London house prices: First-time buyers need household income of nearly £100k to buy

15 comments
  1. Always the fixation on the income needed in these headlines. Whilst real terms incomes have gone down in many sectors the biggest issue is the disparities in deposits. Intergenerational wealth is what sets apart the vast majority of those that can buy from those that can’t.

  2. > we have seen particularly high demand for one and two bedroom apartments within London zones 1 to 3.

    This amazes me as I know several people who have been unable to shift their central London apartments, and have basically given up for the time being.

  3. I wish these sort of stats expressed it in terms of disposable income rather than household income.

    Could be making 100k but paying 4k a month in rent and have 1500 in other expenses which would leave you with £1000 for savings

  4. Move out!

    On another note, how do the basic jobs people live in London? Teachers/coffee shop workers etc? Where on earth do they live?

  5. That sounds like a huge underestimate, I make well over that and can barely afford to buy a broom closet in London. Maybe £200k is a closer guess.

  6. London is arguably the best city in the world. It makes sense that people want to live there.

    However, I find it incredibly baffling when people choose to live there and then act surprised when it’s expensive and they can’t afford anything. It’s like choosing to eat at a Michelin-star lobster restaurant and then saying “How can you charge so much for food when there are starving people in the world!?” when you get the bill.

  7. For Londoners like me it’s basically find a rich dude or realistically you’ll find a partner who will want to also buy a house. I hate the traditional shit but no single londoner can afford that.

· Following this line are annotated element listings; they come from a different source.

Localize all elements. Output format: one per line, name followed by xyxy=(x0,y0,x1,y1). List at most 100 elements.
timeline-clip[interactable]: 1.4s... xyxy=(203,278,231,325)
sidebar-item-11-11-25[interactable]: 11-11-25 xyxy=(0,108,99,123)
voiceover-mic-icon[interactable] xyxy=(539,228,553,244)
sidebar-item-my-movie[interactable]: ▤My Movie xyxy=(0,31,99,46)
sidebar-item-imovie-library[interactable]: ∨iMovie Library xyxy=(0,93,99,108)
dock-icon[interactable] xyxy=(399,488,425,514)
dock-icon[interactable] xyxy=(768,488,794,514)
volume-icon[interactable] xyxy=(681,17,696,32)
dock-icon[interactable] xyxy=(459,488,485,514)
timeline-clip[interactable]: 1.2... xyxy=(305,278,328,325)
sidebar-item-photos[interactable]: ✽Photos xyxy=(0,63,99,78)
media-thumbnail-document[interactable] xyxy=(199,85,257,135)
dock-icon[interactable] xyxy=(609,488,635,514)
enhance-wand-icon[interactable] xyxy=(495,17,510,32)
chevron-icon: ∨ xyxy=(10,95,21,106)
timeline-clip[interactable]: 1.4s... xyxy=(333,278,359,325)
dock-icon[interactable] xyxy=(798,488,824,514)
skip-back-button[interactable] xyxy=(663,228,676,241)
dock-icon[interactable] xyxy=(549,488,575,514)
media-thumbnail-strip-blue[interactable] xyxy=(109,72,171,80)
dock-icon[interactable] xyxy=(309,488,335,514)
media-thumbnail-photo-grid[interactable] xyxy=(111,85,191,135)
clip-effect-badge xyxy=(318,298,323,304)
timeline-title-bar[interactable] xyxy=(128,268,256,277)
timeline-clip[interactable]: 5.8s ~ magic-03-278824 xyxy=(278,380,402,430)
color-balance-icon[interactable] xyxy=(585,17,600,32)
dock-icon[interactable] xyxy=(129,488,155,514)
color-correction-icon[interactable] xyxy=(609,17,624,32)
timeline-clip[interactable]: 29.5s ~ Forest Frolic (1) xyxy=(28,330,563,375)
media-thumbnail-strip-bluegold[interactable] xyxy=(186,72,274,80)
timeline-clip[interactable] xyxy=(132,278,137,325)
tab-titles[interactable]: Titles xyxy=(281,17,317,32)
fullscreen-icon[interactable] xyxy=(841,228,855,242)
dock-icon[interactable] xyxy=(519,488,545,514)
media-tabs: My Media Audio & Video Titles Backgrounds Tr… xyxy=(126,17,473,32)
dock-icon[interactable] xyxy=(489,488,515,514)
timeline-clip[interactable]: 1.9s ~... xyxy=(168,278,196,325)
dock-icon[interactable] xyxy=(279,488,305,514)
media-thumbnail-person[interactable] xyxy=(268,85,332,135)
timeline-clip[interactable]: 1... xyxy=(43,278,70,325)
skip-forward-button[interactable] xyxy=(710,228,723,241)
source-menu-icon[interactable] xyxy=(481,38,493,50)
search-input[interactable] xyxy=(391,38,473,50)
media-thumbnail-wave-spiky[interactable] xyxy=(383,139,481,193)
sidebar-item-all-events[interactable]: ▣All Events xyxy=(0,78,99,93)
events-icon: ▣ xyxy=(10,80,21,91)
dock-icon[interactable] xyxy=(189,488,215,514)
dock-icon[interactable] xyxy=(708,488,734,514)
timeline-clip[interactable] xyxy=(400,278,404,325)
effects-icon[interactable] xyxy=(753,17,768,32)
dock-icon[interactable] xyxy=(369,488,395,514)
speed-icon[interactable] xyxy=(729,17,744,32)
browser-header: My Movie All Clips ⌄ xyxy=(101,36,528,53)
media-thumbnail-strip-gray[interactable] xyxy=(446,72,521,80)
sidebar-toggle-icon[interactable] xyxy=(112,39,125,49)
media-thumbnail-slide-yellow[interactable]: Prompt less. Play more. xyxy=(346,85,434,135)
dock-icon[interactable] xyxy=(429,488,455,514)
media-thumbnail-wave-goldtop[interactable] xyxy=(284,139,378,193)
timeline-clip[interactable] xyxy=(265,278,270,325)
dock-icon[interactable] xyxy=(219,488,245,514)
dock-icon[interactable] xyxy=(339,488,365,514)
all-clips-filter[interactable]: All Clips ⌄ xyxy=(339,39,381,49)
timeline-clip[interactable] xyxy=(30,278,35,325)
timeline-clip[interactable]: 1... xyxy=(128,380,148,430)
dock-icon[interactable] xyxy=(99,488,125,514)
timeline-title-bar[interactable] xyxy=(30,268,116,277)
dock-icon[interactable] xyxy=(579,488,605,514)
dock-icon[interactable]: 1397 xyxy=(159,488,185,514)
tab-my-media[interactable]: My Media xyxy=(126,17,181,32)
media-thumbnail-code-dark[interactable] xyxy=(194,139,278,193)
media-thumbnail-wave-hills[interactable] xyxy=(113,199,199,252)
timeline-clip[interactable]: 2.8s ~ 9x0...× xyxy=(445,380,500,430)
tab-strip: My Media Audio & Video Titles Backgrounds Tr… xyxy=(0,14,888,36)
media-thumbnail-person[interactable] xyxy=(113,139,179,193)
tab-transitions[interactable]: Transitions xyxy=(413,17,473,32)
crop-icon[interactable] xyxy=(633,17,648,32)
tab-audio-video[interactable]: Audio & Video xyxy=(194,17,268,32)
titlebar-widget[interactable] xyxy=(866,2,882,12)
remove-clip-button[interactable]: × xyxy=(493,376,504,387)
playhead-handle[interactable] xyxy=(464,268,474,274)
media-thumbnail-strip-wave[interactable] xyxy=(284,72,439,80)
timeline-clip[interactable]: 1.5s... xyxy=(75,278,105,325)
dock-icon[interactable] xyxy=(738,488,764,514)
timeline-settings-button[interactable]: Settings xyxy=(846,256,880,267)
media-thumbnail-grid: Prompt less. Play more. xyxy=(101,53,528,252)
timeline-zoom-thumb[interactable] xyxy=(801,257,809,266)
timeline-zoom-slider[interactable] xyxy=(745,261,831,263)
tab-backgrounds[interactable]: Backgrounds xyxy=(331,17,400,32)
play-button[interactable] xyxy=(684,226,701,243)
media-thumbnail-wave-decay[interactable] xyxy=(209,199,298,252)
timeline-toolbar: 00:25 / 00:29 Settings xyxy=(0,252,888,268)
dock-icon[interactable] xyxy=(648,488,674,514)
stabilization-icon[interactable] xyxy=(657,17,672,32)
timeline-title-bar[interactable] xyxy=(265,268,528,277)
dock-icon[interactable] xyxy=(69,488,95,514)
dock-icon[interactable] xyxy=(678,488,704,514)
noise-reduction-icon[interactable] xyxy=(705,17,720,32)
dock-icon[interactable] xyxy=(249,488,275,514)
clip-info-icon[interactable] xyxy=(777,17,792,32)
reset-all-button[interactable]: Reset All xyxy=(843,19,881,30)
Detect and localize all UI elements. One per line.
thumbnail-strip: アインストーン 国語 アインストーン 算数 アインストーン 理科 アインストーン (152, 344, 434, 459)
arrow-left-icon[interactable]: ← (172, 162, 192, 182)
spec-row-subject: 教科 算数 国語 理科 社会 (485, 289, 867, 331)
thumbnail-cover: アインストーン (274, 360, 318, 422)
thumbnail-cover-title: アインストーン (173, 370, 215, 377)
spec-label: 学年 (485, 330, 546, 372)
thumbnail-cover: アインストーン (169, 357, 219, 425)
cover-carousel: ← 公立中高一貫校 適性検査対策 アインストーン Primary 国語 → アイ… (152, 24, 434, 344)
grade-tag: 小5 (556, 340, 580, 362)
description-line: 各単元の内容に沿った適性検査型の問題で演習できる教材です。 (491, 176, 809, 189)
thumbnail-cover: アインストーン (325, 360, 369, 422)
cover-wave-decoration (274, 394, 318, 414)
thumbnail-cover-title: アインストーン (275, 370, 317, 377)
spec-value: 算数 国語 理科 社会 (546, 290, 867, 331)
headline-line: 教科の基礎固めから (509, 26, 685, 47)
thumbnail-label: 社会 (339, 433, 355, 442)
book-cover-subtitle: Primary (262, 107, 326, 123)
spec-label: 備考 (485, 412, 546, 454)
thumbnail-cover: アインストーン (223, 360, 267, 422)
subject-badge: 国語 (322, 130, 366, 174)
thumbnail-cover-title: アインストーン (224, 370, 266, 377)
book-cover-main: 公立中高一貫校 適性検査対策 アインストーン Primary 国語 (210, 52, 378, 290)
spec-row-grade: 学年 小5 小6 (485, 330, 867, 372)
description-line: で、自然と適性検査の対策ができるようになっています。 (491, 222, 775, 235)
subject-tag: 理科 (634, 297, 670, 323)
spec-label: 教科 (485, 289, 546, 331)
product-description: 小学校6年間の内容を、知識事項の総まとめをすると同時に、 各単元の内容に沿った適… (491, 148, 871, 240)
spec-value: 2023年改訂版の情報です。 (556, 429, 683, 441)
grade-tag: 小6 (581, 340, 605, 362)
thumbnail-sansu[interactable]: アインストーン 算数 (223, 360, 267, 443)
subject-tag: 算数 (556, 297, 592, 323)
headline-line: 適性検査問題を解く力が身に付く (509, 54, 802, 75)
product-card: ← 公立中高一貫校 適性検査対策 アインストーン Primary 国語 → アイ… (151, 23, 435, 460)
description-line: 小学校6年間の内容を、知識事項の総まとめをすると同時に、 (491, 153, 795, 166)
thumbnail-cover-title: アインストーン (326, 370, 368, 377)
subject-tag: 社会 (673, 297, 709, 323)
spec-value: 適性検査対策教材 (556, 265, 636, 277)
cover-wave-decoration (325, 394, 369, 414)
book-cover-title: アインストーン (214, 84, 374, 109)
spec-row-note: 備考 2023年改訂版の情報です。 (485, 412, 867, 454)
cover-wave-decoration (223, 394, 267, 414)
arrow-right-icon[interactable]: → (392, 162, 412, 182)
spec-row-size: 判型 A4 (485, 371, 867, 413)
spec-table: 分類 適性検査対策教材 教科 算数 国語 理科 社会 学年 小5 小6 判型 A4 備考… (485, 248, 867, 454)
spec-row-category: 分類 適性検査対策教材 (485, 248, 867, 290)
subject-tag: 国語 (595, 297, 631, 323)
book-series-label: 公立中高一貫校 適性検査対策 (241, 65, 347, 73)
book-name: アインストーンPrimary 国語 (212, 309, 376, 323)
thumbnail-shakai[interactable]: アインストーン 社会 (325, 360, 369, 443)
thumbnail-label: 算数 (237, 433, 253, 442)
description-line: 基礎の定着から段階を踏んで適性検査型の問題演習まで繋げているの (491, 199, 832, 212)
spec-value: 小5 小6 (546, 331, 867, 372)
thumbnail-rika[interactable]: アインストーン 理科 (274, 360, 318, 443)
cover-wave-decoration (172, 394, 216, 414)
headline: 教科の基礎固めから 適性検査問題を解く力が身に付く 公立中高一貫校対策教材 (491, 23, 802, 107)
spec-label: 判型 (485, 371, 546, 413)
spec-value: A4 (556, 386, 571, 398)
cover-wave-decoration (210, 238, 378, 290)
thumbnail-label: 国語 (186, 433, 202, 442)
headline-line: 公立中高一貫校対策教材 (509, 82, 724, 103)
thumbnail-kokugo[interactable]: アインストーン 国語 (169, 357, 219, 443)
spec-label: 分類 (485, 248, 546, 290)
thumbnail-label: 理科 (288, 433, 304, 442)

  8. Living in London and complaining about property prices is like sitting in a traffic jam and blaming everyone else for being out at the same time. You’re part of the problem.

  9. There seems to be the idea floating around that London has recently become unaffordable. Apart from a brief spell in the early 2000’s when 0% mortgages were doing the rage, and risk maths hadn’t inflated the market, London has always been beyond the reach of many. My parents left London in the 1970’s because they couldn’t get finance for a £24k property on a dual income. Ended up moving north where they could get something bigger for half the price. Sound familiar? Sure, the numbers appear different, but the relative affordability is the same story.